I tried getting the content of the blob stored in the memory using Selenium in Python with script injection.
Here is the code:
from selenium import webdriver
import base64
from bs4 import BeautifulSoup
def download_blob(driver, uri):
result = driver.execute_async_script("""
var uri = arguments[0];
var callback = arguments[arguments.length-1];
var toBase64 = function(buffer){for(var r,n=new Uint8Array(buffer),t=n.length,a=new Uint8Array(4*Math.ceil(t/3)),i=new Uint8Array(64),o=0,c=0;64>c;++c)i[c]="ABCDEFGHIJKLMNOPQRSTUVWXYZabcdefghijklmnopqrstuvwxyz0123456789+/".charCodeAt(c);for(c=0;t-t%3>c;c+=3,o+=4)r=n[c]<<16|n[c+1]<<8|n[c+2],a[o]=i[r>>18],a[o+1]=i[r>>12&63],a[o+2]=i[r>>6&63],a[o+3]=i[63&r];return t%3===1?(r=n[t-1],a[o]=i[r>>2],a[o+1]=i[r<<4&63],a[o+2]=61,a[o+3]=61):t%3===2&&(r=(n[t-2]<<8)+n[t-1],a[o]=i[r>>10],a[o+1]=i[r>>4&63],a[o+2]=i[r<<2&63],a[o+3]=61),new TextDecoder("ascii").decode(a)};
var xhr = new XMLHttpRequest();
xhr.responseType = 'arraybuffer';
xhr.onload = function(){ callback(toBase64(xhr.response)) };
xhr.onerror = function(){ callback(xhr.status) };
xhr.open('GET', uri);
xhr.send();
""", uri)
print(uri, result)
if type(result) == int :
raise Exception("Request failed with status %s" % result)
return base64.b64decode(result)
options = webdriver.ChromeOptions()
options.add_argument('user-agent=Mozilla/5.0 (Windows NT 6.1; WOW64) AppleWebKit/537.36 (KHTML, like Gecko) Chrome/47.0.2526.111 Safari/537.36')
driver = webdriver.Chrome(options=options)
url = 'https://www.youtube.com/watch?v=KBtk5FUeJbk'
driver.get(url)
html = driver.page_source
soup = BeautifulSoup(html, 'html5lib')
blob_url = soup.find('video', attrs={'class': 'video-stream html5-main-video'})['src']

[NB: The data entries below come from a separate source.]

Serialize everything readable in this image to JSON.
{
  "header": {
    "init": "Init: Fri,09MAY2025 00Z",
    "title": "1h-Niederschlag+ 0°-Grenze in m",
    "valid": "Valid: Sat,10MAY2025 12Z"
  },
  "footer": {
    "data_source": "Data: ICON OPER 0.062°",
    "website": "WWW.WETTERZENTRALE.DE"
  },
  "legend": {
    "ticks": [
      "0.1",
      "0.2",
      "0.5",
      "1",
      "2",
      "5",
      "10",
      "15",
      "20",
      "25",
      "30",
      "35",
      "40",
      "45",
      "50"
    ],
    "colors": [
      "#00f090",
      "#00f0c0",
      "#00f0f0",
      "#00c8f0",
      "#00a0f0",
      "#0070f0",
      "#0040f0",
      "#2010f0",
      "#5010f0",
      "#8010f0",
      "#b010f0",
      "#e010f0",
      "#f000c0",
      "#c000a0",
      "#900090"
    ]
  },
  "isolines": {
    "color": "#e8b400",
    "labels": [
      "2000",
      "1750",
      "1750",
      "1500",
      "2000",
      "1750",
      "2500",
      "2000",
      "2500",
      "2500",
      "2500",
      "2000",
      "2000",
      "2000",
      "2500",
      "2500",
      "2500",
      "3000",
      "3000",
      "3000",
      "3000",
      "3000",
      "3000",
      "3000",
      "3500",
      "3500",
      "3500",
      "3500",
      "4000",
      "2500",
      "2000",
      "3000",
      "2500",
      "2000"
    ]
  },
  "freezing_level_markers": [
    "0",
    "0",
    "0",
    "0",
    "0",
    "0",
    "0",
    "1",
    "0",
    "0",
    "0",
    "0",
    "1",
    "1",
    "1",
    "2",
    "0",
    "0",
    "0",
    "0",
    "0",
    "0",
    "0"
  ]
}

byte_stream = download_blob(driver, blob_url)
Output:
blob:https://www.youtube.com/5e3f1fab-3839-45a1-bb62-3582635b9e7d 0
Traceback (most recent call last):
File "C:\Users\*****\Desktop\blob-download.py", line 32, in <module>
byte_stream = download_blob(driver, blob_url)
File "C:\Users\*****\Desktop\blob-download.py", line 20, in download_blob
raise Exception("Request failed with status %s" % result)
Exception: Request failed with status 0
The result
variable returns an integer 0, stating that the request has failed.
I am not getting what is going wrong. At least some part of the blob which is in memory should be displayed as bytes.
I took the above code as a reference from How to download an image with Python 3/Selenium if the URL begins with "blob:"?.
The answer mentioned that I needed to grab that blob url from the page that created that blob, hence, I am scraping the blob url using BeautifulSoup
and not hard-coding the blob url.
Example:
byte_stream = download_blob(driver, 'blob:https://www.youtube.com/5e3f1fab-3839-45a1-bb62-3582635b9e7d') # this would definitely not work
I even tried changing the websites, as I thought maybe YouTube would have some strict policy regarding scraping content, but still no luck. All the other websites gave the same response.
An insight on some JavaScript alternative is also welcome.